1. Remember we have nothing to do with the four Gospels here: we are dealing here with an entirely independent witness. And then tell us what importance is to be attached to this evidence of the resurrection of Jesus Christ. Twenty years after His death here is this man speaking about that resurrection as being the recognized and notorious fact which all the churches accepted, and which underlay all their faith. Then if, twenty years after the event, this witness was borne, it necessarily carries us back a great deal nearer to the event, for there is no mark of its being new testimony, but every mark of its being the habitual and continuous witness that had been borne from the instant of the alleged resurrection to that present time. The fact is, there is not a place where you can stick a pin in, between the resurrection and the date of this letter, wide enough to admit of the rise of the faith in a resurrection of the Church to the admission that the belief in the resurrection was contemporaneous with the alleged resurrection itself.
2. And so we are shut up to the old alternative, either Jesus Christ rose from the dead, or the noblest lives that the world has ever seen, and the loftiest system of morality that ever has been proclaimed, were built upon a lie.

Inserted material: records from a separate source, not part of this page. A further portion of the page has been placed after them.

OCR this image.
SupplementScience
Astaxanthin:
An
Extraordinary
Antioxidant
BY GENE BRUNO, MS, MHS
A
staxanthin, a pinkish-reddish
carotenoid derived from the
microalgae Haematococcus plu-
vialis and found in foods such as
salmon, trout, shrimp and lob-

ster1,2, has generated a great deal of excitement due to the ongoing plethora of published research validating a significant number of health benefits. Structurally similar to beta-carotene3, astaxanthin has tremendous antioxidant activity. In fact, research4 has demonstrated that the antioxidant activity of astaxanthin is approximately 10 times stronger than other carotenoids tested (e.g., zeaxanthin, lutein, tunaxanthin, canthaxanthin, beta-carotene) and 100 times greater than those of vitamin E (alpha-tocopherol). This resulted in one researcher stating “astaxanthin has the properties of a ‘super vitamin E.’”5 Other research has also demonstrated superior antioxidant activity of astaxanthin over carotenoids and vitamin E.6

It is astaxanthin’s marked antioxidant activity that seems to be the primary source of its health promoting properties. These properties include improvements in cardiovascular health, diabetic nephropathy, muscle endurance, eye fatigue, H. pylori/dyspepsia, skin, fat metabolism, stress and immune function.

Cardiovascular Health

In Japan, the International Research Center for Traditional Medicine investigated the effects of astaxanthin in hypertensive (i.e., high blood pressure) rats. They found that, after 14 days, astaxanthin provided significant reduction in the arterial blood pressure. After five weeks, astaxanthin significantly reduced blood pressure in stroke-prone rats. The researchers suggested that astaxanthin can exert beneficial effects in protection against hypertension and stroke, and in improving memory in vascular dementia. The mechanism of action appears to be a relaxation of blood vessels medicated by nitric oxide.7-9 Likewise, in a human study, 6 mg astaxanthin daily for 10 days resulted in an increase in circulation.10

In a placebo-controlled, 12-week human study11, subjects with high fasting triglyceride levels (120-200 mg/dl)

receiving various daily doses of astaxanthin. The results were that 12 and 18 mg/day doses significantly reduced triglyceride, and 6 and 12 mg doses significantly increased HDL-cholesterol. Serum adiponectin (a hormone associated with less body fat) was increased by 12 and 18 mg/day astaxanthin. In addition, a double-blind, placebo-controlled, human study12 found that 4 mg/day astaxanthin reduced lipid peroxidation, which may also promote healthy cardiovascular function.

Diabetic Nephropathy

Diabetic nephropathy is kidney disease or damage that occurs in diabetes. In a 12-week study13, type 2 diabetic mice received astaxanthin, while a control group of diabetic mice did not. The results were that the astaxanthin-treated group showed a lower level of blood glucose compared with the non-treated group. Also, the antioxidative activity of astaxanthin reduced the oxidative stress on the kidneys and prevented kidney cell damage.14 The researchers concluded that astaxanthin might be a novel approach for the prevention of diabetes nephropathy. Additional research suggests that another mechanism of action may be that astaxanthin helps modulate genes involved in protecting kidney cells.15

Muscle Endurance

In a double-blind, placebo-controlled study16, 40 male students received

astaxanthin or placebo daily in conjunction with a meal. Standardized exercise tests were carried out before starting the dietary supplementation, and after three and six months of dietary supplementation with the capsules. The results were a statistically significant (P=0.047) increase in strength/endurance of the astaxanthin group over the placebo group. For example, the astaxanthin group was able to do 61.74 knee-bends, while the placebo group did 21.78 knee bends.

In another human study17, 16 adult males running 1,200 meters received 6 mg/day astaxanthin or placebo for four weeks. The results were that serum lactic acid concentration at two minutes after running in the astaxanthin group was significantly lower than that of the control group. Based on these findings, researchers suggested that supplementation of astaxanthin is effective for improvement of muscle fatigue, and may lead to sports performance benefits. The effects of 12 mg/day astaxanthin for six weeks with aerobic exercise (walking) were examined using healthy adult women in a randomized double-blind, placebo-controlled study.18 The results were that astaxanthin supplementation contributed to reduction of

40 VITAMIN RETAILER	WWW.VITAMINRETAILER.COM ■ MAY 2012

And we are called to believe that at the bidding of a mere unsupported, bare, dogmatic assertion that miracles are impossible. I would rather believe in the supernatural than the ridiculous. And to me it is unspeakably ridiculous to suppose that anything but the fact of the resurrection accounts for the existence of the Church and for the faith of this witness that we have before us.
IV. To the returning Christ. That is the characteristic doctrinal subject of the letter. The coming of the Master does not appear here with emphasis on its judicial aspect. It is rather intended to bring hope to the mourners, and the certainty that bands broken here may be reknit in holier fashion hereafter. But the judicial aspect is not, as it could not be, left out. And the apostle further tells us that “that day cometh as a thief in the night.” That is a quotation of the Master’s own words, which we find in the Gospels; and so again a confirmation, from an independent witness, as far as it goes, of the Gospel story. And then he goes on, in terrible language, to speak of “sudden destruction, as of travail upon a woman with child; and they shall not escape.” These, then, are the points of this witness’s testimony as to the returning Lord--a personal coming, a reunion of all believers in Him, in order to eternal felicity and mutual gladness, and the destruction that shall fall by His coming upon those who turn away from Him. What a revelation that would be to men who had known what it was to grope in the darkness of heathendom and to have no light upon the future! I remember once walking in the long galleries of the Vatican, on the one side of which there are Christian inscriptions from the catacombs, and on the other heathen inscriptions from the tombs. One side is all dreary and hopeless, one long sigh echoing along the line of white marbles--“Vale! vale! in aeternum vale!” (“Farewell, farewell, forever farewell!”)--on the other side, “In Christo, In pace, In spe” (“In hope, in Christ, in peace”). That is the witness that we have to lay to our hearts. And so death becomes a passage, and we let go the dear hands, believing that we shall clasp them again. (A. Maclaren, D. D.)